In third person POV, Daughter of Smoke and Bone follows Karou, a seventeen year old art student in Prague, the capital of the Czech Republic. If you don’t count the natural blue hair, hamsa tattoos she’s had since birth and the mysterious errands she goes on, she could almost be normal.
But she’s not normal. Karou has a secret life. She was raised by Brimstone, Issa, Yasri, and Twiga – creatures who aren’t completely human. They all have mixed appearances of animals. Brimstone is her main fatherly figure, and he sends her on missions around the world to collect teeth for him for an unknown purpose while he makes wishes as currency for the people who provide the teeth he sends Karou to collect.
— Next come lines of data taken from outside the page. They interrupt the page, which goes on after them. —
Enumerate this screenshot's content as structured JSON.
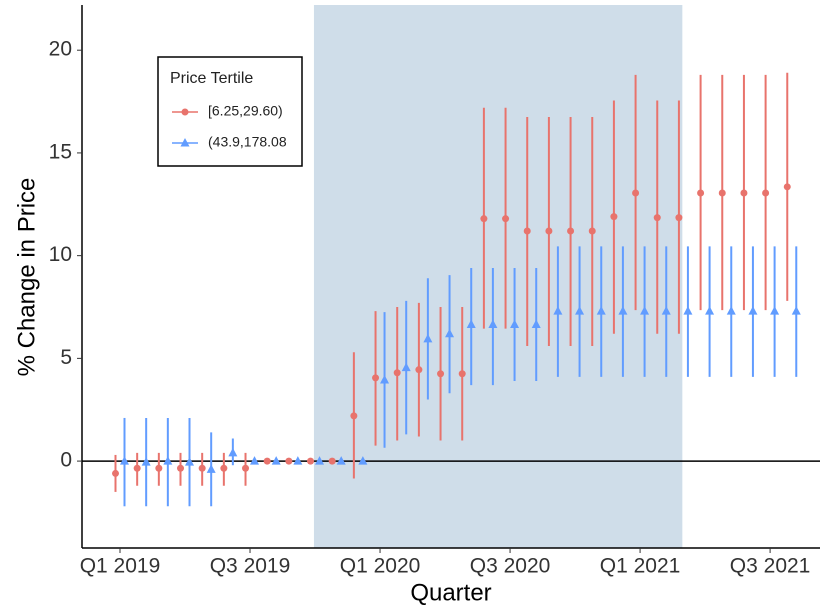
{
  "chart_data": {
    "type": "errorbar",
    "x_label": "Quarter",
    "y_label": "% Change in Price",
    "categories": [
      "Q1 2019",
      null,
      null,
      null,
      null,
      null,
      "Q3 2019",
      null,
      null,
      null,
      null,
      null,
      "Q1 2020",
      null,
      null,
      null,
      null,
      null,
      "Q3 2020",
      null,
      null,
      null,
      null,
      null,
      "Q1 2021",
      null,
      null,
      null,
      null,
      null,
      "Q3 2021",
      null
    ],
    "ylim": [
      -4.23,
      22.2
    ],
    "yticks": [
      0,
      5,
      10,
      15,
      20
    ],
    "grid": false,
    "zero_line": true,
    "shade": {
      "from": 8.95,
      "to": 25.95,
      "color": "#cfdde9"
    },
    "legend": {
      "title": "Price Tertile",
      "position": "top-left"
    },
    "series": [
      {
        "name": "[6.25,29.60)",
        "color": "#e8736c",
        "marker": "circle",
        "values": [
          -0.6,
          -0.35,
          -0.35,
          -0.35,
          -0.35,
          -0.35,
          -0.35,
          0,
          0,
          0,
          0,
          2.2,
          4.05,
          4.3,
          4.45,
          4.25,
          4.25,
          11.8,
          11.8,
          11.2,
          11.2,
          11.2,
          11.2,
          11.9,
          13.05,
          11.85,
          11.85,
          13.05,
          13.05,
          13.05,
          13.05,
          13.35
        ],
        "lower": [
          -1.5,
          -1.2,
          -1.2,
          -1.2,
          -1.2,
          -1.2,
          -1.2,
          0,
          0,
          0,
          0,
          -0.85,
          0.75,
          1.0,
          1.2,
          1.0,
          1.0,
          6.45,
          6.45,
          5.6,
          5.6,
          5.6,
          5.6,
          6.2,
          7.35,
          6.2,
          6.2,
          7.35,
          7.35,
          7.35,
          7.35,
          7.8
        ],
        "upper": [
          0.3,
          0.4,
          0.4,
          0.4,
          0.4,
          0.4,
          0.4,
          0,
          0,
          0,
          0,
          5.3,
          7.3,
          7.5,
          7.7,
          7.5,
          7.5,
          17.2,
          17.2,
          16.75,
          16.75,
          16.75,
          16.75,
          17.55,
          18.8,
          17.55,
          17.55,
          18.8,
          18.8,
          18.8,
          18.8,
          18.9
        ]
      },
      {
        "name": "(43.9,178.08",
        "color": "#619cff",
        "marker": "triangle",
        "values": [
          0,
          -0.05,
          0,
          -0.05,
          -0.4,
          0.4,
          0,
          0,
          0,
          0,
          0,
          0,
          3.95,
          4.55,
          5.95,
          6.2,
          6.65,
          6.65,
          6.65,
          6.65,
          7.3,
          7.3,
          7.3,
          7.3,
          7.3,
          7.3,
          7.3,
          7.3,
          7.3,
          7.3,
          7.3,
          7.3
        ],
        "lower": [
          -2.2,
          -2.2,
          -2.2,
          -2.2,
          -2.2,
          -0.2,
          0,
          0,
          0,
          0,
          0,
          0,
          0.65,
          1.3,
          3.0,
          3.3,
          3.7,
          3.7,
          3.9,
          3.9,
          4.1,
          4.1,
          4.1,
          4.1,
          4.1,
          4.1,
          4.1,
          4.1,
          4.1,
          4.1,
          4.1,
          4.1
        ],
        "upper": [
          2.1,
          2.1,
          2.1,
          2.1,
          1.4,
          1.1,
          0,
          0,
          0,
          0,
          0,
          0,
          7.25,
          7.8,
          8.9,
          9.05,
          9.4,
          9.4,
          9.4,
          9.4,
          10.45,
          10.45,
          10.45,
          10.45,
          10.45,
          10.45,
          10.45,
          10.45,
          10.45,
          10.45,
          10.45,
          10.45
        ]
      }
    ]
  }
}
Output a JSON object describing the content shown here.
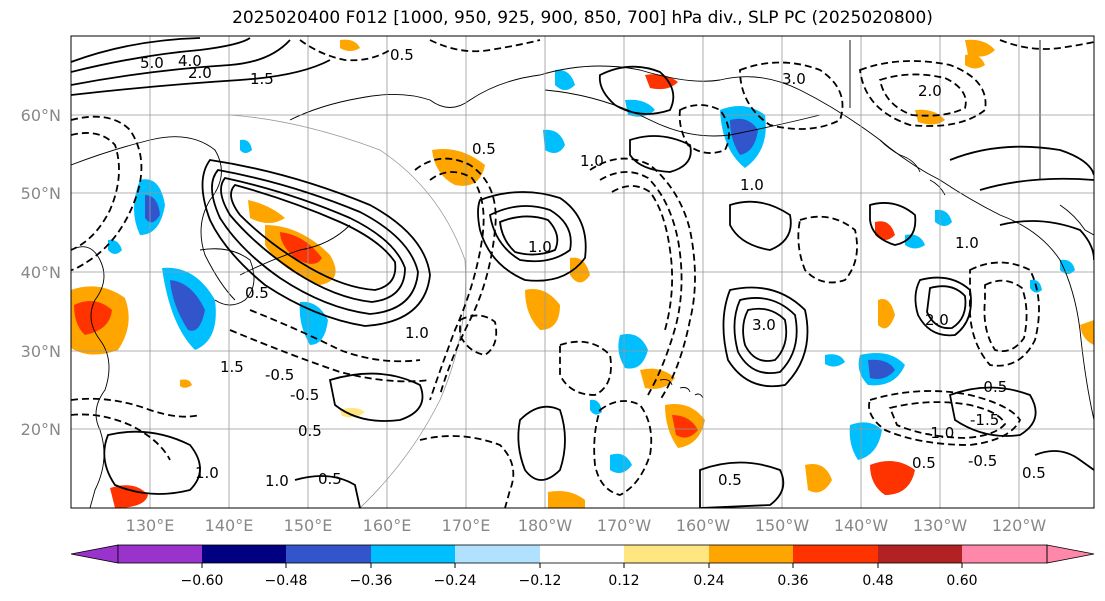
{
  "title": "2025020400 F012 [1000, 950, 925, 900, 850, 700] hPa div., SLP PC (2025020800)",
  "map": {
    "lon_labels": [
      "130°E",
      "140°E",
      "150°E",
      "160°E",
      "170°E",
      "180°W",
      "170°W",
      "160°W",
      "150°W",
      "140°W",
      "130°W",
      "120°W"
    ],
    "lat_labels": [
      "60°N",
      "50°N",
      "40°N",
      "30°N",
      "20°N"
    ],
    "contour_labels": [
      "5.0",
      "4.0",
      "2.0",
      "1.5",
      "0.5",
      "3.0",
      "2.0",
      "1.0",
      "0.5",
      "1.0",
      "-0.5",
      "0.5",
      "1.0",
      "1.5",
      "0.5",
      "-0.5",
      "0.5",
      "1.0",
      "1.0",
      "0.5",
      "3.0",
      "1.0",
      "0.5",
      "-0.5",
      "-1.5",
      "-1.0",
      "-0.5",
      "0.5",
      "2.0",
      "1.0"
    ]
  },
  "colorbar": {
    "tick_labels": [
      "−0.60",
      "−0.48",
      "−0.36",
      "−0.24",
      "−0.12",
      "0.12",
      "0.24",
      "0.36",
      "0.48",
      "0.60"
    ],
    "colors": [
      "#9933cc",
      "#000080",
      "#3355cc",
      "#00bfff",
      "#b0e2ff",
      "#ffffff",
      "#ffe680",
      "#ffa500",
      "#ff3300",
      "#b22222",
      "#ff88aa"
    ]
  }
}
Karou doesn’t know how she ended up living with them, and never really questioned her past. That is, until she encounters an angel on one of her missions. After that, her world is sucked up in a whirl wind of confusion and questions, and she finds herself unable to turn to Brimstone for help.
Overall, the plot was great. The major plot twist at the end was a little predictable, but unique at the same time. The characters were fantastic and very well fleshed out. While I didn’t care very much for Karou or Akiva, I immensely enjoyed the humorous yet fierce Zuzana Nováková and all of her hysterical quotes.

For example:
“My body may be small, but my soul is large. It’s why I wear platforms. So I can reach the top of my soul.”
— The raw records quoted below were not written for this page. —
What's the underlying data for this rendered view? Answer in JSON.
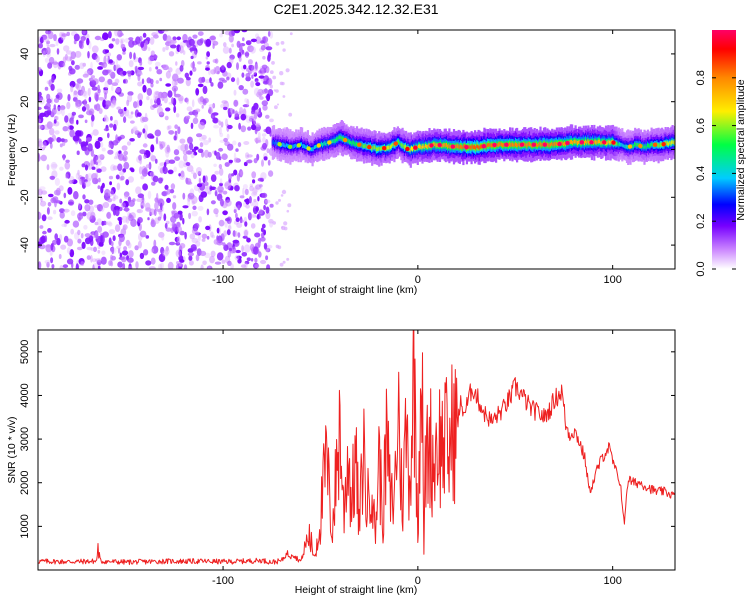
{
  "figure_title": "C2E1.2025.342.12.32.E31",
  "chart_data": [
    {
      "type": "heatmap",
      "xlabel": "Height of straight line (km)",
      "ylabel": "Frequency (Hz)",
      "xlim": [
        -195,
        132
      ],
      "ylim": [
        -50,
        50
      ],
      "x_ticks": [
        -100,
        0,
        100
      ],
      "y_ticks": [
        -40,
        -20,
        0,
        20,
        40
      ],
      "colorbar_label": "Normalized spectral amplitude",
      "colorbar_ticks": [
        "0.0",
        "0.2",
        "0.4",
        "0.6",
        "0.8"
      ],
      "colorbar_range": [
        0,
        1
      ],
      "colormap": [
        "#ffffff",
        "#cc88ff",
        "#7700ff",
        "#0000ff",
        "#00ccff",
        "#00ff44",
        "#ffee00",
        "#ff8800",
        "#ff0000",
        "#ff0066"
      ],
      "noise_region_x": [
        -195,
        -75
      ],
      "signal_start_x": -75,
      "ridge": {
        "x": [
          -75,
          -70,
          -65,
          -60,
          -55,
          -50,
          -45,
          -40,
          -35,
          -30,
          -25,
          -20,
          -15,
          -10,
          -5,
          0,
          10,
          20,
          30,
          40,
          50,
          60,
          70,
          80,
          90,
          100,
          104,
          108,
          112,
          116,
          120,
          125,
          130
        ],
        "y": [
          3,
          2,
          1,
          2,
          0,
          2,
          3,
          5,
          3,
          2,
          1,
          0,
          1,
          3,
          0,
          1,
          2,
          1,
          1,
          2,
          2,
          2,
          2,
          3,
          3,
          3,
          2,
          1,
          2,
          1,
          2,
          2,
          3
        ],
        "peak_amplitude": [
          0.45,
          0.55,
          0.5,
          0.55,
          0.55,
          0.6,
          0.6,
          0.7,
          0.65,
          0.7,
          0.75,
          0.75,
          0.8,
          0.7,
          0.8,
          0.85,
          0.9,
          0.95,
          1.0,
          0.95,
          0.95,
          0.95,
          0.95,
          0.9,
          0.9,
          0.85,
          0.55,
          0.6,
          0.7,
          0.65,
          0.7,
          0.75,
          0.8
        ]
      }
    },
    {
      "type": "line",
      "xlabel": "Height of straight line (km)",
      "ylabel": "SNR (10 * v/v)",
      "xlim": [
        -195,
        132
      ],
      "ylim": [
        0,
        5500
      ],
      "x_ticks": [
        -100,
        0,
        100
      ],
      "y_ticks": [
        1000,
        2000,
        3000,
        4000,
        5000
      ],
      "line_color": "#ee2020",
      "series": [
        {
          "x": [
            -195,
            -180,
            -165,
            -164,
            -163,
            -150,
            -130,
            -110,
            -100,
            -90,
            -80,
            -75,
            -70,
            -66,
            -63,
            -60,
            -56,
            -53,
            -50,
            -47,
            -44,
            -42,
            -40,
            -38,
            -36,
            -34,
            -32,
            -30,
            -28,
            -26,
            -24,
            -22,
            -20,
            -18,
            -16,
            -14,
            -12,
            -10,
            -8,
            -6,
            -4,
            -2,
            0,
            2,
            3,
            4,
            6,
            8,
            10,
            12,
            14,
            16,
            18,
            20,
            22,
            24,
            26,
            28,
            30,
            32,
            34,
            36,
            38,
            40,
            44,
            48,
            50,
            52,
            55,
            58,
            62,
            65,
            68,
            70,
            72,
            74,
            76,
            78,
            80,
            82,
            84,
            86,
            88,
            90,
            92,
            94,
            96,
            98,
            100,
            102,
            104,
            105,
            106,
            107,
            108,
            110,
            114,
            118,
            122,
            126,
            132
          ],
          "y": [
            200,
            190,
            200,
            520,
            200,
            180,
            200,
            200,
            190,
            200,
            220,
            180,
            210,
            450,
            300,
            200,
            800,
            300,
            1200,
            2500,
            900,
            2100,
            3400,
            1200,
            2800,
            1500,
            2600,
            900,
            2900,
            1300,
            2500,
            700,
            2600,
            1200,
            3000,
            1500,
            1700,
            3800,
            1400,
            3300,
            2000,
            4800,
            1100,
            5450,
            300,
            2500,
            3000,
            2400,
            3100,
            2800,
            3000,
            2700,
            3300,
            3300,
            3800,
            3600,
            3900,
            4200,
            4000,
            3800,
            3600,
            3500,
            3400,
            3500,
            3700,
            4000,
            4200,
            4100,
            3900,
            3700,
            3600,
            3500,
            3700,
            3900,
            4000,
            4100,
            3300,
            3100,
            3200,
            3050,
            2800,
            2500,
            1800,
            2000,
            2300,
            2500,
            2700,
            2800,
            2500,
            2200,
            2000,
            1500,
            1000,
            1700,
            2100,
            2000,
            2000,
            1900,
            1800,
            1800,
            1700
          ]
        }
      ]
    }
  ]
}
In general, I found Taylor’s writing style to be very lyrical and poetic. It was deep and soul touching and over all gorgeous. At the same time though, it’s understandable and it isn’t too twisted up that its complete nonsense. Another great thing that stood out to me in this book was the disconnection between religion and the “angels” & “devils”. It doesn’t bash believers or non-believers, but instead creates these creatures completely outside the realm of faith.
The romance in this book was acceptable. The couple didn’t quite have the chemistry that I look for in couples, but there was nothing against them either. Their love was a dominating force in the plot, but instead of taking away from the plot, the way most romances do, it made the story more like a breath-taking, romantic fairy tale. The story itself has its dark moments, and as the series continues on, it explores the aspects and effects of war. Personally, I wish I could relate to Karou better but will give this book 4/5 stars. I would suggest it to people over the age of 13.